Naturschutzrechtlich besonders relevant sind nach Überzeugung der Kläger die Auswirkungen auf eine seltene Fischart, den Schnäpel (Coregonus oxyrhynchus). DUH und BUND haben gemeinsam mit Elbfischern nachgewiesen, dass sich dieser Fisch in der Elbe wieder angesiedelt hat, nachdem er lange Zeit in Deutschland als ausgestorben galt. Die Landesbehörden haben mittlerweile eingestanden, dass sie dies nicht widerlegen können. Der Schnäpel ist in die höchste europarechtliche Schutzkategorie (prioritäre Art nach der FFH-Richtlinie) eingestuft. Schon eine mögliche Beeinträchtigung dieser Fischart steht demnach der Genehmigungsfähigkeit des Kraftwerks entgegen.
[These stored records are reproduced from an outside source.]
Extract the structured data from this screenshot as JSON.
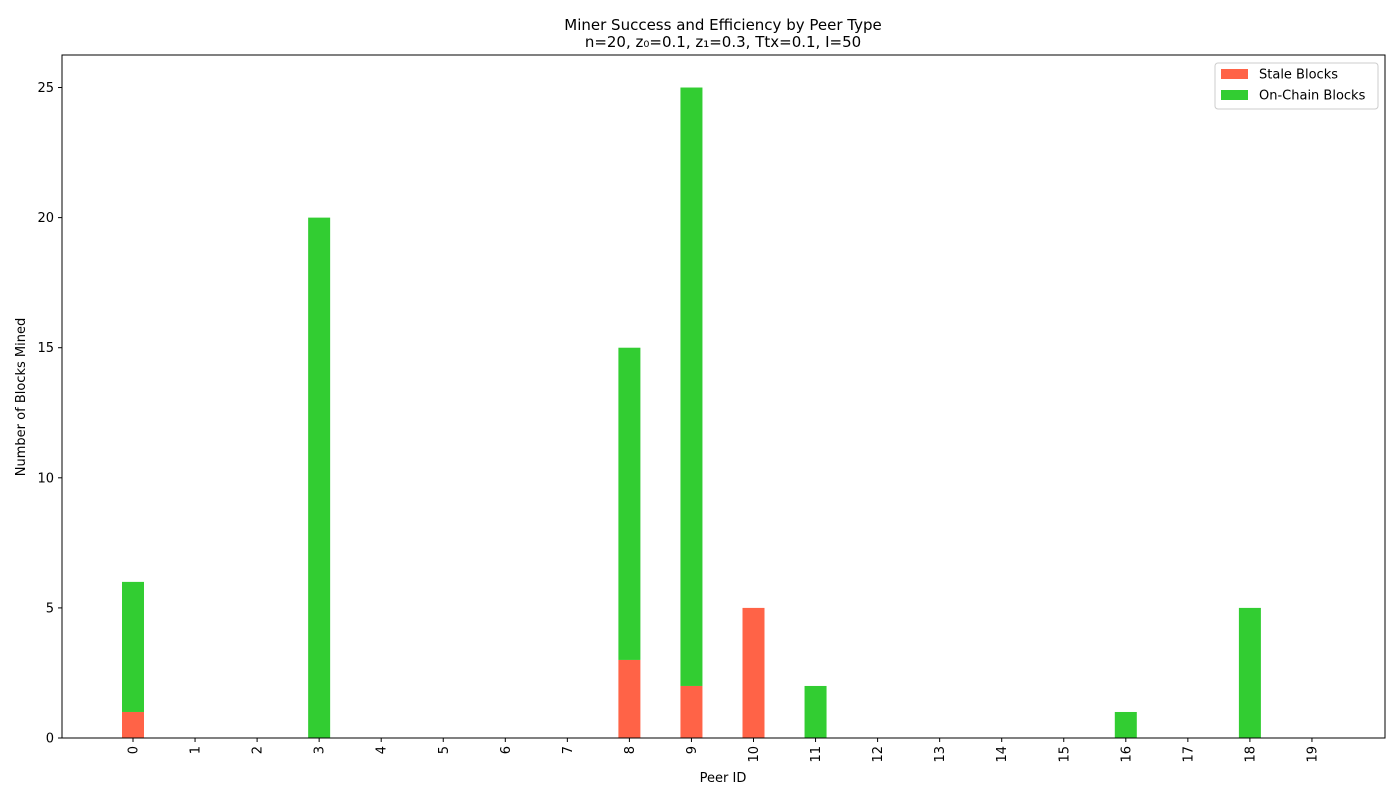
{
  "chart_data": {
    "type": "bar",
    "stacked": true,
    "title": "Miner Success and Efficiency by Peer Type",
    "subtitle": "n=20, z₀=0.1, z₁=0.3, Ttx=0.1, I=50",
    "xlabel": "Peer ID",
    "ylabel": "Number of Blocks Mined",
    "categories": [
      "0",
      "1",
      "2",
      "3",
      "4",
      "5",
      "6",
      "7",
      "8",
      "9",
      "10",
      "11",
      "12",
      "13",
      "14",
      "15",
      "16",
      "17",
      "18",
      "19"
    ],
    "series": [
      {
        "name": "Stale Blocks",
        "color": "#ff6347",
        "values": [
          1,
          0,
          0,
          0,
          0,
          0,
          0,
          0,
          3,
          2,
          5,
          0,
          0,
          0,
          0,
          0,
          0,
          0,
          0,
          0
        ]
      },
      {
        "name": "On-Chain Blocks",
        "color": "#32cd32",
        "values": [
          5,
          0,
          0,
          20,
          0,
          0,
          0,
          0,
          12,
          23,
          0,
          2,
          0,
          0,
          0,
          0,
          1,
          0,
          5,
          0
        ]
      }
    ],
    "ylim": [
      0,
      26.25
    ],
    "yticks": [
      0,
      5,
      10,
      15,
      20,
      25
    ],
    "legend": "top-right",
    "grid": false
  }
}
Darüber hinaus würden die mit dem Kraftwerksbetrieb unvermeidlich erhöhten Stickstoffbelastungen in benachbarten FFH-Gebieten nach Überzeugung von DUH und BUND empfindliche Pflanzengesellschaften, die unter dem Schutz des EU-Naturschutzrechts stehen, zerstören. Auch seltene Zugvögel und Fledermäuse würden durch den Bau des Kraftwerks beeinträchtigt. Die vielfältigen negativen Rückwirkungen auf Flora und Fauna machten den Kraftwerksbau von vornherein rechtlich unzulässig, erklärten DUH und BUND.
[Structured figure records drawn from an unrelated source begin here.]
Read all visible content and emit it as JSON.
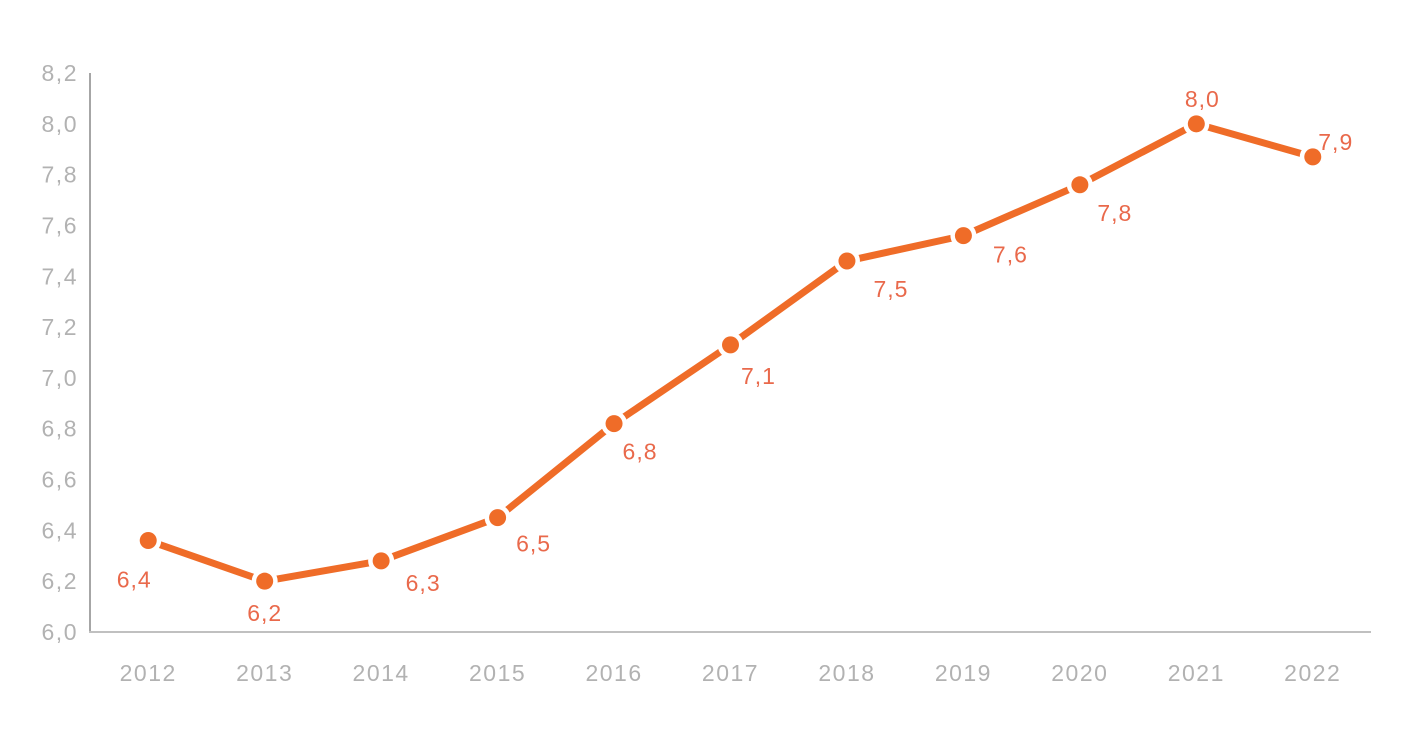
{
  "chart_data": {
    "type": "line",
    "title": "",
    "xlabel": "",
    "ylabel": "",
    "categories": [
      "2012",
      "2013",
      "2014",
      "2015",
      "2016",
      "2017",
      "2018",
      "2019",
      "2020",
      "2021",
      "2022"
    ],
    "series": [
      {
        "name": "main-series",
        "values": [
          6.36,
          6.2,
          6.28,
          6.45,
          6.82,
          7.13,
          7.46,
          7.56,
          7.76,
          8.0,
          7.87
        ],
        "point_labels": [
          "6,4",
          "6,2",
          "6,3",
          "6,5",
          "6,8",
          "7,1",
          "7,5",
          "7,6",
          "7,8",
          "8,0",
          "7,9"
        ]
      }
    ],
    "ylim": [
      6.0,
      8.2
    ],
    "y_tick_step": 0.2,
    "y_tick_labels": [
      "6,0",
      "6,2",
      "6,4",
      "6,6",
      "6,8",
      "7,0",
      "7,2",
      "7,4",
      "7,6",
      "7,8",
      "8,0",
      "8,2"
    ],
    "decimal_separator": ",",
    "grid": false,
    "legend": false
  },
  "colors": {
    "background": "#ffffff",
    "line": "#EF6C28",
    "marker": "#EF6C28",
    "marker_halo": "#ffffff",
    "point_label": "#E9694B",
    "tick_text": "#B2B2B2",
    "axis_vertical": "#A6A6A6",
    "axis_horizontal": "#C0C0C0"
  }
}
"Die Genehmigungsbehörden in Schleswig-Holstein wollen offensichtlich noch vor den Landtagswahlen Fakten schaffen und laufen sehenden Auges in ein Datteln II", sagt Lüth, mit Blick auf das 2009 gerichtlich gestoppte Kohlegroßkraftwerk in Nordrhein-Westfalen. "Wer heute noch Kohlegroßkraftwerke plant, die unsere Umwelt und die Gesundheit über ein halbes Jahrhundert mit Millionen Tonnen Kohlendioxid und einem Cocktail anderer Schad- und Giftstoffe schädigen, handelt unverantwortlich und wird auf den entschiedenen Widerstand von Anwohnern und Klimaschützern stoßen".

In dem Klageverfahren werden DUH und BUND von dem Berliner Fachanwalt Peter Kremer vertreten, der bereits die Normenkontrollklage gegen den Bebauungsplan der Stadt Brunsbüttel für das Kraftwerk führt und das benachbarte Kraftwerksprojekt von GDF SUEZ Ende 2010 zu Fall brachte. Mit einer Entscheidung des Gerichts wird frühestens in einem Jahr gerechnet.